Craig R. Barrett, CEO of chip giant Intel, is Cornell's 2000 Durland lecturer April 26

Intel Corp.'s strategy for diversification in education and technology in increasingly competitive and complex markets is the linchpin of Craig R. Barrett's Durland Memorial Lecture April 26 at Cornell University. Barrett is president and CEO of Intel, one of the largest manufacturers of computer chips in the world.

The Durland lecture is the most prestigious invitational lecture at Cornell's Johnson Graduate School of Management. Barrett's talk, titled "Education and Technology in the New Economy," will be Wednesday, April 26, at 4:30 p.m. in the David L. Call Alumni Auditorium of Kennedy Hall.

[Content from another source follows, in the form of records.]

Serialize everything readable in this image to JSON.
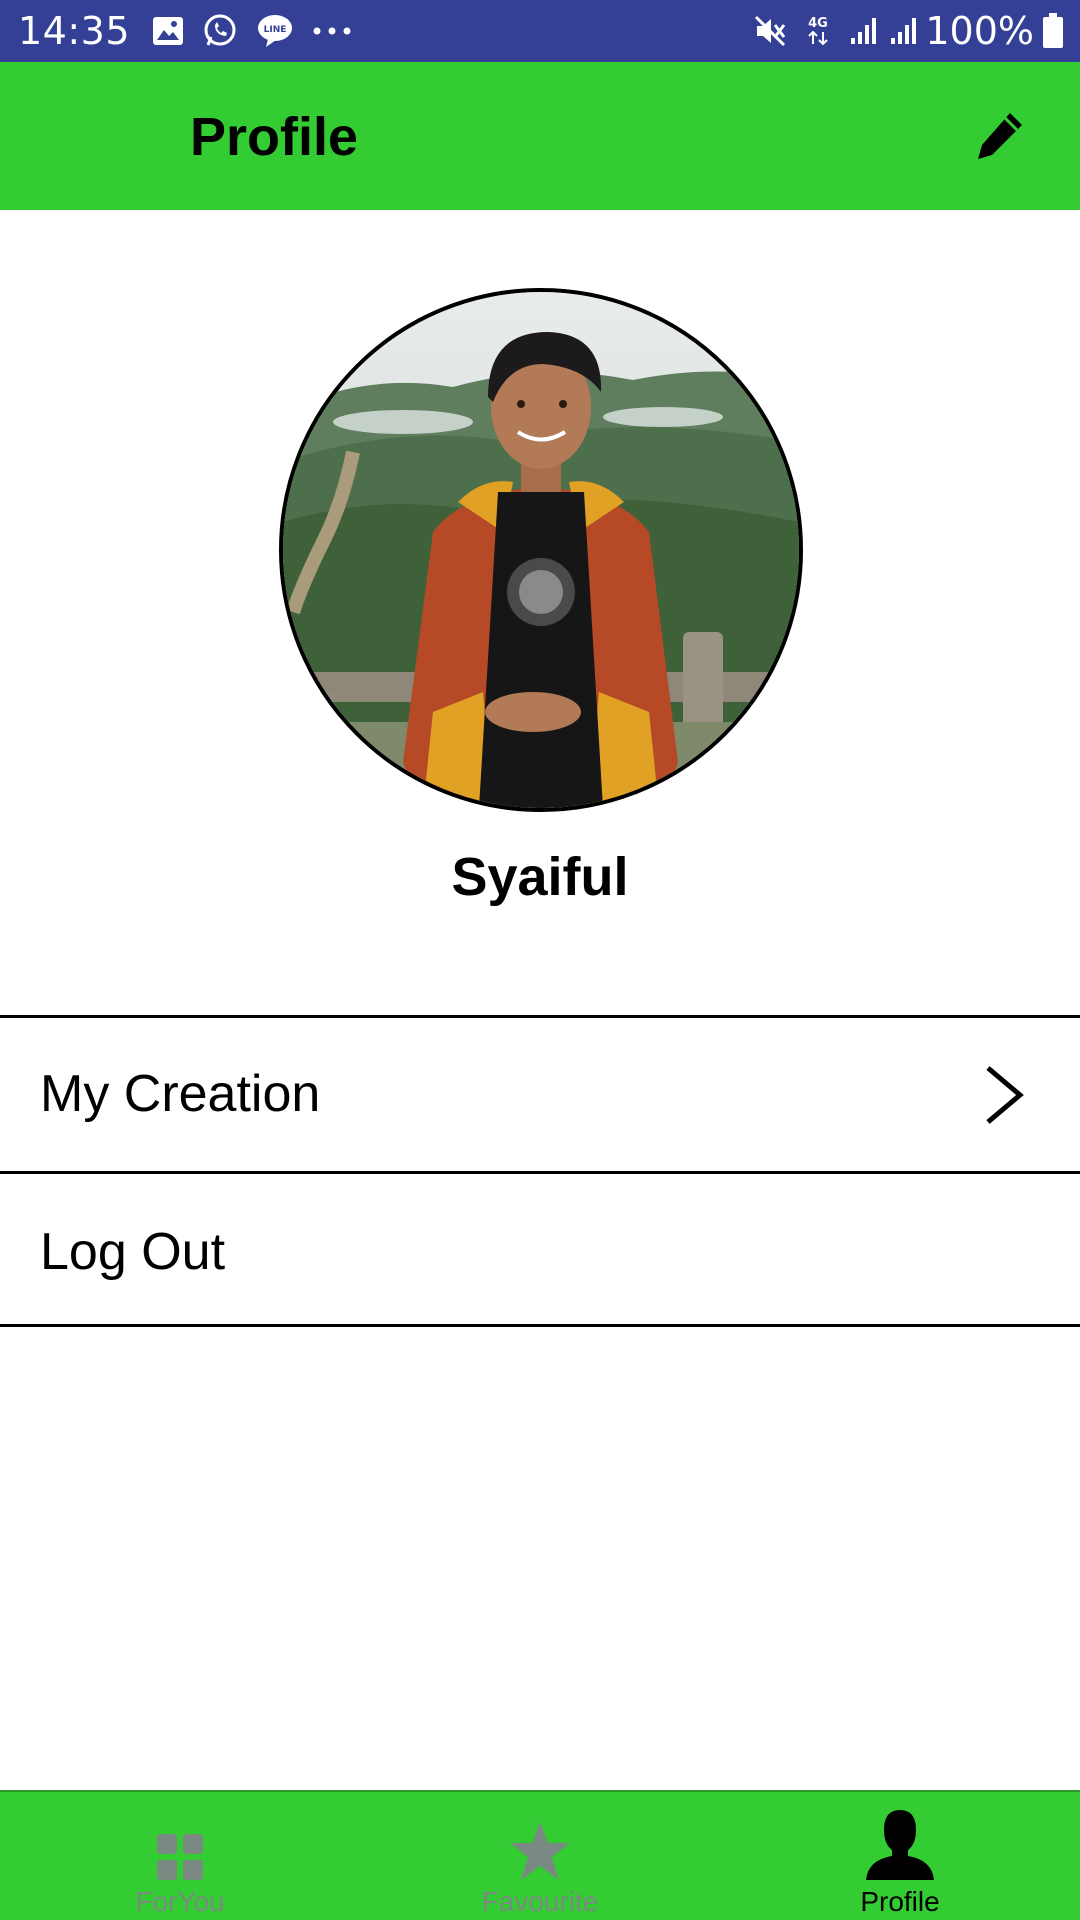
{
  "status_bar": {
    "time": "14:35",
    "left_icons": [
      "gallery-icon",
      "whatsapp-icon",
      "line-icon",
      "more-dots-icon"
    ],
    "right_icons": [
      "mute-icon",
      "4g-icon",
      "signal-icon",
      "signal-icon",
      "battery-icon"
    ],
    "network": "4G",
    "battery": "100%"
  },
  "app_bar": {
    "title": "Profile",
    "action_icon": "pencil-icon"
  },
  "profile": {
    "name": "Syaiful"
  },
  "menu": {
    "items": [
      {
        "label": "My Creation",
        "icon": "chevron-right-icon"
      },
      {
        "label": "Log Out"
      }
    ]
  },
  "bottom_nav": {
    "items": [
      {
        "label": "ForYou",
        "icon": "grid-icon",
        "active": false
      },
      {
        "label": "Favourite",
        "icon": "star-icon",
        "active": false
      },
      {
        "label": "Profile",
        "icon": "person-icon",
        "active": true
      }
    ]
  },
  "colors": {
    "status_bar": "#334096",
    "accent_green": "#33cc33",
    "inactive_nav": "#7a8a82",
    "text": "#000000"
  }
}
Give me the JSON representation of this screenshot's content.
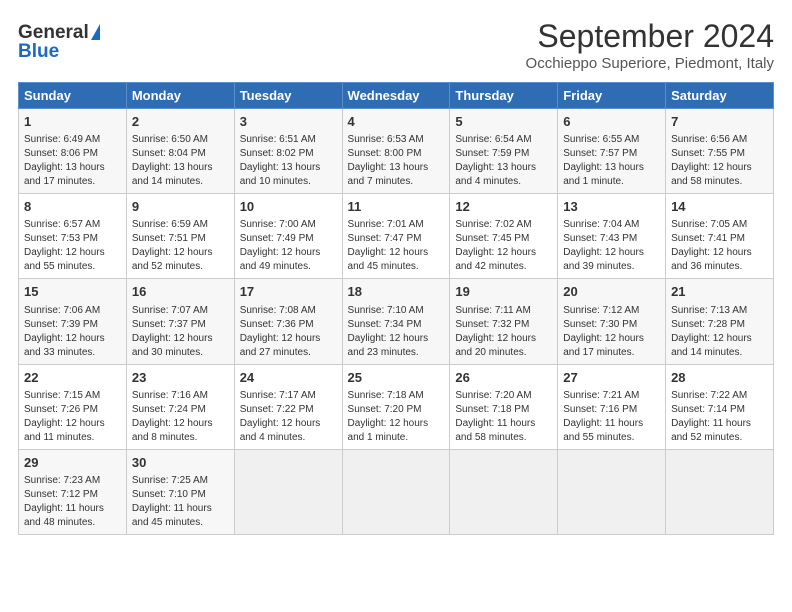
{
  "logo": {
    "general": "General",
    "blue": "Blue"
  },
  "title": "September 2024",
  "location": "Occhieppo Superiore, Piedmont, Italy",
  "days_of_week": [
    "Sunday",
    "Monday",
    "Tuesday",
    "Wednesday",
    "Thursday",
    "Friday",
    "Saturday"
  ],
  "cells": [
    {
      "day": "",
      "content": ""
    },
    {
      "day": "",
      "content": ""
    },
    {
      "day": "",
      "content": ""
    },
    {
      "day": "",
      "content": ""
    },
    {
      "day": "",
      "content": ""
    },
    {
      "day": "",
      "content": ""
    },
    {
      "day": "7",
      "content": "Sunrise: 6:56 AM\nSunset: 7:55 PM\nDaylight: 12 hours and 58 minutes."
    },
    {
      "day": "1",
      "content": "Sunrise: 6:49 AM\nSunset: 8:06 PM\nDaylight: 13 hours and 17 minutes."
    },
    {
      "day": "2",
      "content": "Sunrise: 6:50 AM\nSunset: 8:04 PM\nDaylight: 13 hours and 14 minutes."
    },
    {
      "day": "3",
      "content": "Sunrise: 6:51 AM\nSunset: 8:02 PM\nDaylight: 13 hours and 10 minutes."
    },
    {
      "day": "4",
      "content": "Sunrise: 6:53 AM\nSunset: 8:00 PM\nDaylight: 13 hours and 7 minutes."
    },
    {
      "day": "5",
      "content": "Sunrise: 6:54 AM\nSunset: 7:59 PM\nDaylight: 13 hours and 4 minutes."
    },
    {
      "day": "6",
      "content": "Sunrise: 6:55 AM\nSunset: 7:57 PM\nDaylight: 13 hours and 1 minute."
    },
    {
      "day": "7",
      "content": "Sunrise: 6:56 AM\nSunset: 7:55 PM\nDaylight: 12 hours and 58 minutes."
    },
    {
      "day": "8",
      "content": "Sunrise: 6:57 AM\nSunset: 7:53 PM\nDaylight: 12 hours and 55 minutes."
    },
    {
      "day": "9",
      "content": "Sunrise: 6:59 AM\nSunset: 7:51 PM\nDaylight: 12 hours and 52 minutes."
    },
    {
      "day": "10",
      "content": "Sunrise: 7:00 AM\nSunset: 7:49 PM\nDaylight: 12 hours and 49 minutes."
    },
    {
      "day": "11",
      "content": "Sunrise: 7:01 AM\nSunset: 7:47 PM\nDaylight: 12 hours and 45 minutes."
    },
    {
      "day": "12",
      "content": "Sunrise: 7:02 AM\nSunset: 7:45 PM\nDaylight: 12 hours and 42 minutes."
    },
    {
      "day": "13",
      "content": "Sunrise: 7:04 AM\nSunset: 7:43 PM\nDaylight: 12 hours and 39 minutes."
    },
    {
      "day": "14",
      "content": "Sunrise: 7:05 AM\nSunset: 7:41 PM\nDaylight: 12 hours and 36 minutes."
    },
    {
      "day": "15",
      "content": "Sunrise: 7:06 AM\nSunset: 7:39 PM\nDaylight: 12 hours and 33 minutes."
    },
    {
      "day": "16",
      "content": "Sunrise: 7:07 AM\nSunset: 7:37 PM\nDaylight: 12 hours and 30 minutes."
    },
    {
      "day": "17",
      "content": "Sunrise: 7:08 AM\nSunset: 7:36 PM\nDaylight: 12 hours and 27 minutes."
    },
    {
      "day": "18",
      "content": "Sunrise: 7:10 AM\nSunset: 7:34 PM\nDaylight: 12 hours and 23 minutes."
    },
    {
      "day": "19",
      "content": "Sunrise: 7:11 AM\nSunset: 7:32 PM\nDaylight: 12 hours and 20 minutes."
    },
    {
      "day": "20",
      "content": "Sunrise: 7:12 AM\nSunset: 7:30 PM\nDaylight: 12 hours and 17 minutes."
    },
    {
      "day": "21",
      "content": "Sunrise: 7:13 AM\nSunset: 7:28 PM\nDaylight: 12 hours and 14 minutes."
    },
    {
      "day": "22",
      "content": "Sunrise: 7:15 AM\nSunset: 7:26 PM\nDaylight: 12 hours and 11 minutes."
    },
    {
      "day": "23",
      "content": "Sunrise: 7:16 AM\nSunset: 7:24 PM\nDaylight: 12 hours and 8 minutes."
    },
    {
      "day": "24",
      "content": "Sunrise: 7:17 AM\nSunset: 7:22 PM\nDaylight: 12 hours and 4 minutes."
    },
    {
      "day": "25",
      "content": "Sunrise: 7:18 AM\nSunset: 7:20 PM\nDaylight: 12 hours and 1 minute."
    },
    {
      "day": "26",
      "content": "Sunrise: 7:20 AM\nSunset: 7:18 PM\nDaylight: 11 hours and 58 minutes."
    },
    {
      "day": "27",
      "content": "Sunrise: 7:21 AM\nSunset: 7:16 PM\nDaylight: 11 hours and 55 minutes."
    },
    {
      "day": "28",
      "content": "Sunrise: 7:22 AM\nSunset: 7:14 PM\nDaylight: 11 hours and 52 minutes."
    },
    {
      "day": "29",
      "content": "Sunrise: 7:23 AM\nSunset: 7:12 PM\nDaylight: 11 hours and 48 minutes."
    },
    {
      "day": "30",
      "content": "Sunrise: 7:25 AM\nSunset: 7:10 PM\nDaylight: 11 hours and 45 minutes."
    },
    {
      "day": "",
      "content": ""
    },
    {
      "day": "",
      "content": ""
    },
    {
      "day": "",
      "content": ""
    },
    {
      "day": "",
      "content": ""
    },
    {
      "day": "",
      "content": ""
    }
  ]
}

While on campus, Barrett will meet with Cornell Intel fellows and visit the Cornell Theory Center computing facility. He will attend a faculty round table, visit the Cornell Nanofabrication Facility, lunch with Johnson School Park fellows, attend a Johnson School e-commerce course, tour the Parker Center for Investment Research and meet with Cornell President Hunter Rawlings.

Barrett, who earned his B.S., M.S. and Ph.D. in materials science from Stanford University, was a Fulbright fellow at Danish Technical University in Denmark and a NATO postdoctoral fellow at the National Physical Laboratory in England. He joined Intel Corp. in 1974 as a technology development manager. He was named a vice president of the corporation in 1984, promoted to senior vice president in 1987 and executive vice president in 1990. He was elected to Intel's board of directors in 1992 and was named the company's chief operating officer in 1993. He became Intel's fourth president in May 1997, and chief executive officer in 1998.

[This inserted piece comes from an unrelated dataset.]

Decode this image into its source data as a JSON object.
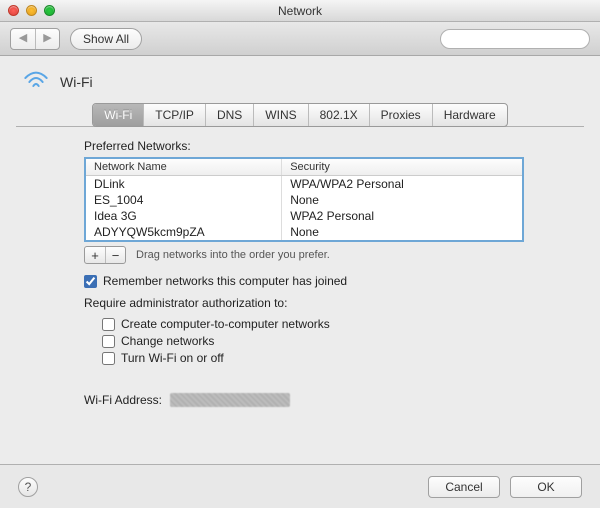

In 1969, Barrett was the recipient of the Hardy Gold Medal from the American Institute of Mining and Metallurgical Engineers and currently is a member of the National Academy of Engineering. He is the author of more than 40 technical papers dealing with the influence of microstructure on the properties of materials and a 1970 textbook on materials science, Principles of Engineering Materials, that is still in use at U.S. universities. In 1999, Barrett was appointed by the

U.S. secretary of education to serve on the National Commission on Mathematics and Science Teaching for the 21st Century. In addition to Intel, he serves on the board of directors of U.S. West Inc., the U.S. Semiconductor Industry Association, Sematech and Pandesic LLC.

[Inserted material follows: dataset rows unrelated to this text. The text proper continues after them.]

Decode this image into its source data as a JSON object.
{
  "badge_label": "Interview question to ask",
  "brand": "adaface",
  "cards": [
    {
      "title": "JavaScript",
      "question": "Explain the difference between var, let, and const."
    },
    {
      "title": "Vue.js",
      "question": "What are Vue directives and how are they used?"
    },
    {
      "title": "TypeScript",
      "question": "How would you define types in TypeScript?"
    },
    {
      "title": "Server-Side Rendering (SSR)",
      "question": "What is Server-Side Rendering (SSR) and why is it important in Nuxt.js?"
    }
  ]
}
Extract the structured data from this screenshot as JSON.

The Johnson School's Durland Memorial Lecture series, which brings distinguished executives from the fields of business, finance and investment management to Cornell annually, was initiated by Roy H. Park, the late chairman of Park Communications Inc., and a small group of donors in 1983 to honor former Cornell Treasurer Lewis H. Durland. Past Durland presenters have included Thomas W. Jones, co-chair and CEO of Citigroup's SSB Citi Asset Management Group; Abby Joseph Cohen, a partner at Goldman, Sachs & Co.; and Lucio A. Noto, chairman and chief executive officer of Mobil Corp.